The magnitude of STING-driven gene expression and/or profile of the resultant immune response can be modulated by many different biochemical agents (i.e. potentiators). Depicted in this figure are some notable potentiators of the cGAS/STING pathway. These potentiators include: certain metal ions (e.g.
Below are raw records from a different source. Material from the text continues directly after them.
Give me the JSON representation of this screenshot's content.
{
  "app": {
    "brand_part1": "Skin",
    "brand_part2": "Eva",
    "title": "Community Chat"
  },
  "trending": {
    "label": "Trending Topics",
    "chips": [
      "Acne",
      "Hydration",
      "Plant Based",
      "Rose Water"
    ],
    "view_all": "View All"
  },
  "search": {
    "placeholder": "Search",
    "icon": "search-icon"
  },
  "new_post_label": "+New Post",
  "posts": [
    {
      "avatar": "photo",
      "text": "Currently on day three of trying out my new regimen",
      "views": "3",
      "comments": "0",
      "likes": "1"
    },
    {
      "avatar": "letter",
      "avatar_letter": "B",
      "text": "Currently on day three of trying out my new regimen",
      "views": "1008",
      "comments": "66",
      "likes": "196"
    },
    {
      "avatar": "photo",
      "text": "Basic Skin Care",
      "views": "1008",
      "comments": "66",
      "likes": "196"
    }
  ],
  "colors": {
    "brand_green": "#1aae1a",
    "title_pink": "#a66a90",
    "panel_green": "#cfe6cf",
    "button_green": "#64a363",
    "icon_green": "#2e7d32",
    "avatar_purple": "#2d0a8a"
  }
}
Mn²⁺ and Mg²⁺), which can amplify STING signaling through a variety of mechanisms; cGAS-binding proteins, which can augment 2′3′-cGAMP production by sensitizing cGAS to dsDNA; inhibitors of DNA methyltransferases, which can restore the activity of epigenetically silenced cGAS and STING proteins; various inhibitors of NF-κB signaling, which can influence downstream gene expression; inhibitors of the STING phase-separator, which have potential to prevent the inhibition of STING signaling induced by the liquid-liquid phase condensation of STING; VRAC agonists, which may enable enhanced transmission of CDN STING agonists; and inhibitors of ENPP1, which can be used to increase local 2′3′-cGAMP concentrations by deterring the degradation of 2′3′-cGAMP. Figure created with biorender.com.

Figure 22:. Rate of Publications.

Google Scholar search results for: “stimulator of interferon genes” “cancer immunotherapy”.